Kılıçdaroğlu, “sağa açılma” siyasetinin sınırlarını gördü; özellikle iktidar partisinden kopma iki partinin ve “Milli Görüş”ün patentini elde tuttuğuna inanılan Saadet’in iktidar politikalarına karşı iktidardan oy sökebilecek söylem ve stratejilere sahip olmadığı, dönüştürücü liderlik potansiyellerinin bulunmadığını gördü. Bu ikinciler aynı 14 gün içinde hüner göstermek zorunda.

Kılıçdaroğlu, demokratik koalisyon oluşturma çabasına eşlik eden dengeciliğin Kürt meselesindeki korkaklıkla el ele ancak bir sınıra kadar yürüyebileceğini gördü. Seçime bir ay kala bir video ile alkış alınabilse bile sonuç almanın zorluğu buna dahil. Burada “Kürtlerden oy alması” değildi mesele, mesele “Kürt olmayan” seçmen kümeleri üzerinde dönüştürücü liderlik yapılmasının gecikmesi ve dolayısıyla da yetersiz kalmasıydı. Diyarbakır yüzde 72 vermişken, İzmir’in, Edirne’nin, Antalya’nın bundan geri kalmasının arkasındaki sebep bu aslında. Kemal beyin kendisi bu 14 gün içinde hüner göstermek zorunda, her bakımdan son kez.

Kılıçdaroğlu, yolsuzluk/hırsızlık/adaletsizlik söyleminin günlük hayat içindeki gelişmelere o kadar da nüfuz eden bir yol olmadığını da gördü; örgütsüzleştirilen toplumda örgütlenme yolları bulunmadıkça “söylem siyaseti”nin devlet ve kamusal yönetim kudretini elde tutanlara karşı sınırlı kaldığı da buna dahil. Demek ki aynı 14 gün kendi ezberini de bozmanın yolunu bulmak zorunda.

Hasılı, sahte kazançlara bel bağlamaktansa gerçek kayıpları göze almanın kritik bir mesele olduğu bir daha ortaya çıktı; yani kaybedilen son seçimden sonra yapılması gerekenlerin çok az bir kısmını seçime tanımlı bir süre kalınca yapmanın yeterli olmadığı bir daha görüldü.

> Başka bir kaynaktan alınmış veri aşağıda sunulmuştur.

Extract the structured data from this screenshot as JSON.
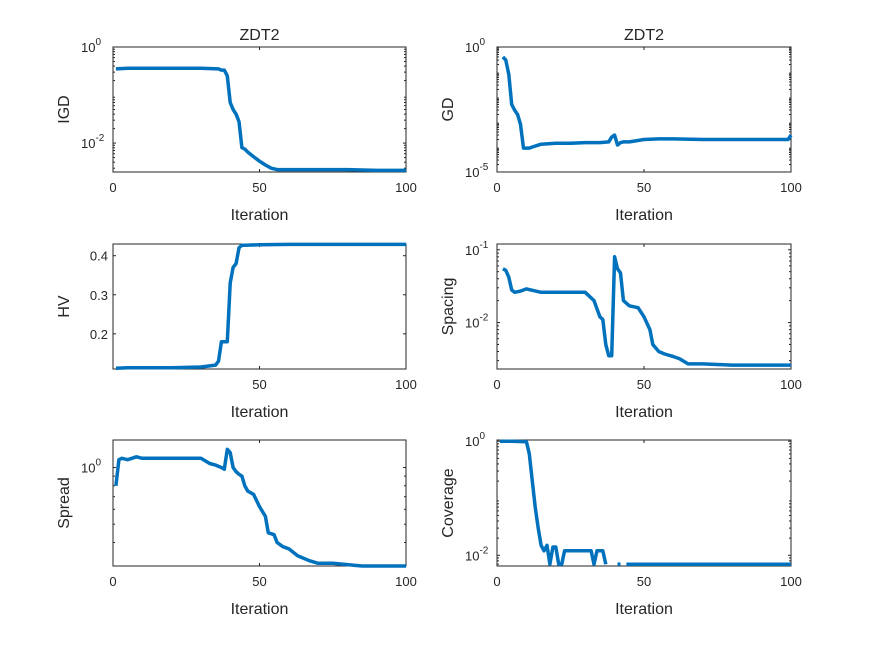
{
  "figure": {
    "series_color": "#0072BD",
    "axis_color": "#262626"
  },
  "chart_data": [
    {
      "id": "igd",
      "type": "line",
      "title": "ZDT2",
      "xlabel": "Iteration",
      "ylabel": "IGD",
      "xlim": [
        0,
        100
      ],
      "ylim": [
        0.0025,
        1
      ],
      "yscale": "log",
      "xticks": [
        0,
        50,
        100
      ],
      "xtick_labels": [
        "0",
        "50",
        "100"
      ],
      "yticks": [
        {
          "value": 1,
          "base": "10",
          "exp": "0"
        },
        {
          "value": 0.01,
          "base": "10",
          "exp": "-2"
        }
      ],
      "grid": false,
      "x": [
        1,
        5,
        10,
        20,
        30,
        36,
        37,
        38,
        39,
        40,
        41,
        42,
        43,
        44,
        45,
        46,
        48,
        50,
        52,
        54,
        56,
        58,
        60,
        65,
        70,
        80,
        90,
        100
      ],
      "y": [
        0.35,
        0.36,
        0.36,
        0.36,
        0.36,
        0.35,
        0.33,
        0.33,
        0.25,
        0.07,
        0.05,
        0.04,
        0.028,
        0.008,
        0.0075,
        0.0065,
        0.0052,
        0.0042,
        0.0035,
        0.003,
        0.0028,
        0.0028,
        0.0028,
        0.0028,
        0.0028,
        0.0028,
        0.0027,
        0.0027
      ]
    },
    {
      "id": "gd",
      "type": "line",
      "title": "ZDT2",
      "xlabel": "Iteration",
      "ylabel": "GD",
      "xlim": [
        0,
        100
      ],
      "ylim": [
        1e-05,
        1
      ],
      "yscale": "log",
      "xticks": [
        0,
        50,
        100
      ],
      "xtick_labels": [
        "0",
        "50",
        "100"
      ],
      "yticks": [
        {
          "value": 1,
          "base": "10",
          "exp": "0"
        },
        {
          "value": 1e-05,
          "base": "10",
          "exp": "-5"
        }
      ],
      "grid": false,
      "x": [
        2,
        3,
        4,
        5,
        6,
        7,
        8,
        9,
        10,
        11,
        12,
        15,
        20,
        25,
        30,
        35,
        38,
        39,
        40,
        41,
        42,
        43,
        45,
        50,
        55,
        60,
        70,
        80,
        90,
        99,
        100
      ],
      "y": [
        0.4,
        0.3,
        0.08,
        0.005,
        0.003,
        0.002,
        0.0008,
        9e-05,
        9e-05,
        9e-05,
        0.0001,
        0.00013,
        0.00014,
        0.00014,
        0.00015,
        0.00015,
        0.00016,
        0.00025,
        0.0003,
        0.00012,
        0.00015,
        0.00016,
        0.00016,
        0.0002,
        0.00021,
        0.00021,
        0.0002,
        0.0002,
        0.0002,
        0.0002,
        0.0003
      ]
    },
    {
      "id": "hv",
      "type": "line",
      "title": "",
      "xlabel": "Iteration",
      "ylabel": "HV",
      "xlim": [
        0,
        100
      ],
      "ylim": [
        0.11,
        0.43
      ],
      "yscale": "linear",
      "xticks": [
        50,
        100
      ],
      "xtick_labels": [
        "50",
        "100"
      ],
      "yticks": [
        {
          "value": 0.2,
          "label": "0.2"
        },
        {
          "value": 0.3,
          "label": "0.3"
        },
        {
          "value": 0.4,
          "label": "0.4"
        }
      ],
      "grid": false,
      "x": [
        1,
        5,
        10,
        20,
        30,
        35,
        36,
        37,
        38,
        39,
        40,
        41,
        42,
        43,
        44,
        45,
        50,
        60,
        70,
        80,
        90,
        100
      ],
      "y": [
        0.112,
        0.113,
        0.113,
        0.113,
        0.115,
        0.12,
        0.13,
        0.18,
        0.18,
        0.18,
        0.33,
        0.37,
        0.38,
        0.42,
        0.427,
        0.427,
        0.428,
        0.429,
        0.429,
        0.429,
        0.429,
        0.429
      ]
    },
    {
      "id": "spacing",
      "type": "line",
      "title": "",
      "xlabel": "Iteration",
      "ylabel": "Spacing",
      "xlim": [
        0,
        100
      ],
      "ylim": [
        0.0023,
        0.12
      ],
      "yscale": "log",
      "xticks": [
        0,
        50,
        100
      ],
      "xtick_labels": [
        "0",
        "50",
        "100"
      ],
      "yticks": [
        {
          "value": 0.1,
          "base": "10",
          "exp": "-1"
        },
        {
          "value": 0.01,
          "base": "10",
          "exp": "-2"
        }
      ],
      "grid": false,
      "x": [
        2,
        3,
        4,
        5,
        6,
        8,
        10,
        15,
        20,
        25,
        30,
        33,
        35,
        36,
        37,
        38,
        39,
        40,
        41,
        42,
        43,
        45,
        48,
        50,
        52,
        53,
        55,
        57,
        60,
        62,
        65,
        70,
        80,
        90,
        100
      ],
      "y": [
        0.055,
        0.052,
        0.042,
        0.028,
        0.026,
        0.027,
        0.029,
        0.026,
        0.026,
        0.026,
        0.026,
        0.02,
        0.012,
        0.011,
        0.005,
        0.0035,
        0.0035,
        0.08,
        0.055,
        0.048,
        0.02,
        0.017,
        0.016,
        0.012,
        0.008,
        0.005,
        0.004,
        0.0037,
        0.0034,
        0.0032,
        0.0027,
        0.0027,
        0.0026,
        0.0026,
        0.0026
      ]
    },
    {
      "id": "spread",
      "type": "line",
      "title": "",
      "xlabel": "Iteration",
      "ylabel": "Spread",
      "xlim": [
        0,
        100
      ],
      "ylim": [
        0.3,
        1.4
      ],
      "yscale": "log",
      "xticks": [
        0,
        50,
        100
      ],
      "xtick_labels": [
        "0",
        "50",
        "100"
      ],
      "yticks": [
        {
          "value": 1,
          "base": "10",
          "exp": "0"
        }
      ],
      "grid": false,
      "x": [
        1,
        2,
        3,
        5,
        8,
        10,
        15,
        20,
        25,
        30,
        33,
        35,
        37,
        38,
        39,
        40,
        41,
        42,
        43,
        44,
        45,
        46,
        48,
        50,
        52,
        53,
        55,
        56,
        58,
        60,
        63,
        65,
        67,
        70,
        75,
        80,
        85,
        90,
        95,
        100
      ],
      "y": [
        0.8,
        1.1,
        1.12,
        1.1,
        1.14,
        1.12,
        1.12,
        1.12,
        1.12,
        1.12,
        1.05,
        1.03,
        1.0,
        0.98,
        1.25,
        1.2,
        1.0,
        0.95,
        0.92,
        0.9,
        0.8,
        0.75,
        0.72,
        0.62,
        0.55,
        0.45,
        0.44,
        0.4,
        0.38,
        0.37,
        0.34,
        0.33,
        0.32,
        0.31,
        0.31,
        0.305,
        0.3,
        0.3,
        0.3,
        0.3
      ]
    },
    {
      "id": "coverage",
      "type": "line",
      "title": "",
      "xlabel": "Iteration",
      "ylabel": "Coverage",
      "xlim": [
        0,
        100
      ],
      "ylim": [
        0.0065,
        1.05
      ],
      "yscale": "log",
      "xticks": [
        0,
        50,
        100
      ],
      "xtick_labels": [
        "0",
        "50",
        "100"
      ],
      "yticks": [
        {
          "value": 1,
          "base": "10",
          "exp": "0"
        },
        {
          "value": 0.01,
          "base": "10",
          "exp": "-2"
        }
      ],
      "grid": false,
      "segments": [
        {
          "x": [
            1,
            5,
            10,
            11,
            12,
            13,
            14,
            15,
            16,
            17,
            18,
            19,
            20,
            21,
            22,
            23,
            24,
            25,
            30,
            32,
            33,
            34,
            35,
            36,
            37
          ],
          "y": [
            1.0,
            1.0,
            0.98,
            0.6,
            0.2,
            0.07,
            0.03,
            0.015,
            0.012,
            0.015,
            0.007,
            0.014,
            0.014,
            0.007,
            0.007,
            0.012,
            0.012,
            0.012,
            0.012,
            0.012,
            0.007,
            0.012,
            0.012,
            0.012,
            0.007
          ]
        },
        {
          "x": [
            41,
            42
          ],
          "y": [
            0.007,
            0.007
          ]
        },
        {
          "x": [
            44,
            50,
            60,
            70,
            80,
            90,
            100
          ],
          "y": [
            0.007,
            0.007,
            0.007,
            0.007,
            0.007,
            0.007,
            0.007
          ]
        }
      ]
    }
  ]
}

Şimdi önümüzde 15 gün var. İş ilk turda olduğundan daha kolay değil elbette ama hayat varsa umut da vardır.

Sanırım en kritik meselelerden biri, seçimin en sürpriz ismi Sinan Oğan ve seçmeninin ne istediği, ne yapabileceği ve ne yapamayacağını iyi anlamak. Oğan’a sadece Kılıçdaroğlu’na kaybettiren kişi olarak bakmak hiç yerinde olmayabilir, aynı zamanda Erdoğan’ı ikinci tura mecbur bırakan kişi olma ihtimali de hiç zayıf değil.

Ne yapılırsa yapılsın gene kazanır mı diyeceksiniz? Bu doğru olabilir, ama yapılabilecekler yapılsın, onu 14 gün sonra baştan konuşalım.

Hem bu 14 günü hem sonrasını belirleyecek asıl şey, umut ilkesinin emrettiği şeydir: Direnme, dayanışma ve örgütlenme eşliğinde mücadeleden vaz geçmemek. Sağcıyla sağcı olmanın hiçbir işe yaramadığını görmüş oluruz hiç değilse! Meselenin Kürtlerden oy almak değil, Kürtlerle bir gelecek tasarlayıp tasarlamamakla ilgili olduğunu bir de!

Ha, bir de ne yaparsanız yapın, size umut bağlamış seçmeni yüz üstü bırakmayın, seçim gecesi yaptığınız gibi aldatmayın, gece boyu yaşanan tuhaflıkların sorumlularını cezalandırarak başlayabilirsiniz 14 günlük kampanyaya mesela.